Tentang detik yang terus berjalan.
Toko bunga, ditemani dengan secangkir kopi yang ia aduk sendiri.
Sudah pukul tujuh malam, namun sepertinya hujan di luar sana tidak ada pertanda ingin berhenti. Hampir setiap tahun, awal April memang terkadang diisi oleh hari yang begitu dingin. Gadis itu mengintip lewat celah jendela kaca, mendesah kecil seolah menerka bahwa sebagian kota akan direndam banjir jika hujan tidak berhenti malam ini juga. Kakinya melangkah untuk meninggalkan kursi yang sudah sejak dua jam lalu ia duduki, menggosokkan kedua telapak tangan untuk menciptakan rasa hangat yang menjalar ke seluruh tubuh. Sejak peristiwa tadi di sekolah, pikiran Saranita direnggut oleh Aksara, gadis itu tidak pernah fokus dengan apa yang sedang ia lakukan. Kedua sudut bibirnya kadang terangkat malu-malu, kemudian dengan satu tarikan paksa dibuat seolah tidak ada yang terjadi.
ting!
Saranita membawa langkah kakinya untuk berjalan ke arah luar ketika suara bel pintu masuk ke dalam rungu untuk menyambut pelanggannya. Hari ini toko bunga tidak terlalu ramai, mungkin karena hujan lebat yang melanda, membuat setiap insan lebih memilih untuk membaringkan tubuh di kasur mereka yang hangat.

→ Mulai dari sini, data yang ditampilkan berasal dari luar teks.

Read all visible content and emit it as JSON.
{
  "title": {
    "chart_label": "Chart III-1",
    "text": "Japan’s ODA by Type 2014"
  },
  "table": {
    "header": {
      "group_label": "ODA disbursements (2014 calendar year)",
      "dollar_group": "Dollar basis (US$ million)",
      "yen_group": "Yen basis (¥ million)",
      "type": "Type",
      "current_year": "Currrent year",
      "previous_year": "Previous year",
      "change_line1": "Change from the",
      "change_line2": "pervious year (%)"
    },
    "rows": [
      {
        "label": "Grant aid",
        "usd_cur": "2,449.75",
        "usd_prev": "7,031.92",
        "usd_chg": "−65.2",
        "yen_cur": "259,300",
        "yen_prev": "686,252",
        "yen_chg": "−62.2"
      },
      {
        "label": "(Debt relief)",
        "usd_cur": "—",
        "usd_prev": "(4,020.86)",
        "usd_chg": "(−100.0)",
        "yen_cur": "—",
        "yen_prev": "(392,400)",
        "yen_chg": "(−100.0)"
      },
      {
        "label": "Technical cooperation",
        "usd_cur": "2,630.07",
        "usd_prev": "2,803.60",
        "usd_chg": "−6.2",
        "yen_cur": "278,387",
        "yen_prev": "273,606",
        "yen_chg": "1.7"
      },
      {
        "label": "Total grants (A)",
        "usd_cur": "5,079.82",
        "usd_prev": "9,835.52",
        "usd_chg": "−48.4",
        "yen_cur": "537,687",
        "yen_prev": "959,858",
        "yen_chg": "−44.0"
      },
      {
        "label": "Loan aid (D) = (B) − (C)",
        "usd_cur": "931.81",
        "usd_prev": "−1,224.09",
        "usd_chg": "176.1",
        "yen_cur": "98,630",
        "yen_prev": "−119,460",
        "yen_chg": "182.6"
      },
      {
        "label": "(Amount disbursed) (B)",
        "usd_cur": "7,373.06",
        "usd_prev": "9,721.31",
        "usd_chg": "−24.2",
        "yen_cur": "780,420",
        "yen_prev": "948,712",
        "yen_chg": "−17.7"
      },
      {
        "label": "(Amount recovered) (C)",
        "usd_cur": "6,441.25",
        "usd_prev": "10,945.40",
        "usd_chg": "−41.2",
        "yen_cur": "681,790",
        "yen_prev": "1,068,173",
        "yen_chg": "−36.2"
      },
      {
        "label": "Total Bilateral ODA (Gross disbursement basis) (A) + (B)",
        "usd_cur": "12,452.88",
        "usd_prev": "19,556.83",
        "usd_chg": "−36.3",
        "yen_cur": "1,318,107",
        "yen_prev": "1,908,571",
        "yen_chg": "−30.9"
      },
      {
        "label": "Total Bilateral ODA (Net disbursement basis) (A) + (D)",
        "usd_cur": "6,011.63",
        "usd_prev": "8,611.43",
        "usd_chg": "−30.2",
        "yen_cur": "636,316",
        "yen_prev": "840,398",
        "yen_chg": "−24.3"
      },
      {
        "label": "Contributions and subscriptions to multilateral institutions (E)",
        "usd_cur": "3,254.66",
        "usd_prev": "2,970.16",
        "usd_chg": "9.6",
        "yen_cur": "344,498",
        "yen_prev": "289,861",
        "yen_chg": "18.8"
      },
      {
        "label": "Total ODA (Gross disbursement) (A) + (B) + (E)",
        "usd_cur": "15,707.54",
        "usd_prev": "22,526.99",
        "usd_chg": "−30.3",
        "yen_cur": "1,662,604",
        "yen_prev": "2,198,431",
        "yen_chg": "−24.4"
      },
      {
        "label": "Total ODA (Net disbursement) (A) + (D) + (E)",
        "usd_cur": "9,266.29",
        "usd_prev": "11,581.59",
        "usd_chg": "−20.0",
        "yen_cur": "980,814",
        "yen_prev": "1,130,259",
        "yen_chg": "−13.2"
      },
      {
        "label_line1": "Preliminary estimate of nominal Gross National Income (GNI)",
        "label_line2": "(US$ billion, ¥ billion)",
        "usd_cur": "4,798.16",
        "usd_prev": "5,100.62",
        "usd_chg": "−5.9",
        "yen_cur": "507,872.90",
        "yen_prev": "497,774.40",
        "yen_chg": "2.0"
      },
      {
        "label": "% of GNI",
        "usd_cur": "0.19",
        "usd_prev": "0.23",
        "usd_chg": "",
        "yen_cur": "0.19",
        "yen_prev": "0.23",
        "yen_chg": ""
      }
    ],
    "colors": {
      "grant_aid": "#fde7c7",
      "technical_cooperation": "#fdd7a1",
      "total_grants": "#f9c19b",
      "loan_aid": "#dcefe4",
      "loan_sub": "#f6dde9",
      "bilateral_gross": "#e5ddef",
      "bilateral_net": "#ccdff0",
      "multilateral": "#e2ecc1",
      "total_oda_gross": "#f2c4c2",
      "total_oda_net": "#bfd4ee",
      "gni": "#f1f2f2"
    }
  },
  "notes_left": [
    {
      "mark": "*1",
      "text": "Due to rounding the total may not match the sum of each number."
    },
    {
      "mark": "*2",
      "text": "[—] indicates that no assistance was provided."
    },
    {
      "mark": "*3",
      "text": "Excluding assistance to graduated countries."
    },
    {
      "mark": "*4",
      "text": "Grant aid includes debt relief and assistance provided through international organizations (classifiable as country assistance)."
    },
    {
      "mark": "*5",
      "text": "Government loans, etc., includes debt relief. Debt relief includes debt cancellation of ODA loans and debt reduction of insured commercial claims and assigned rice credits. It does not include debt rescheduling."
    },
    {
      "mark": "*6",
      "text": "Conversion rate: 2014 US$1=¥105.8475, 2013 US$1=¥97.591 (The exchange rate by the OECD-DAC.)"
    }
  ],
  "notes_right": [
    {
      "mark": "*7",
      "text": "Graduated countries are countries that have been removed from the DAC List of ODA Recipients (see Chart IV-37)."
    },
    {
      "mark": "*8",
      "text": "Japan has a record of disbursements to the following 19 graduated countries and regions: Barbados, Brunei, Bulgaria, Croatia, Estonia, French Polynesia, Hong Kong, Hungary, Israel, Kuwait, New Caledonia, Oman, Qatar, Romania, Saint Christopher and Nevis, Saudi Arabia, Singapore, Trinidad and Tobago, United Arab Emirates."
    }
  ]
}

“Selamat malam, selamat datang—Ajinaka? Lo ngapain?” Gadis itu terkejut, tapi berusaha sebisa mungkin mengatur ekspresi wajah. Kakinya tidak berhenti melangkah, mendekat ke arah Ajinaka di ujung pintu yang sebagian dirinya basah karena air hujan. “Lo sendiri? Naik apa?”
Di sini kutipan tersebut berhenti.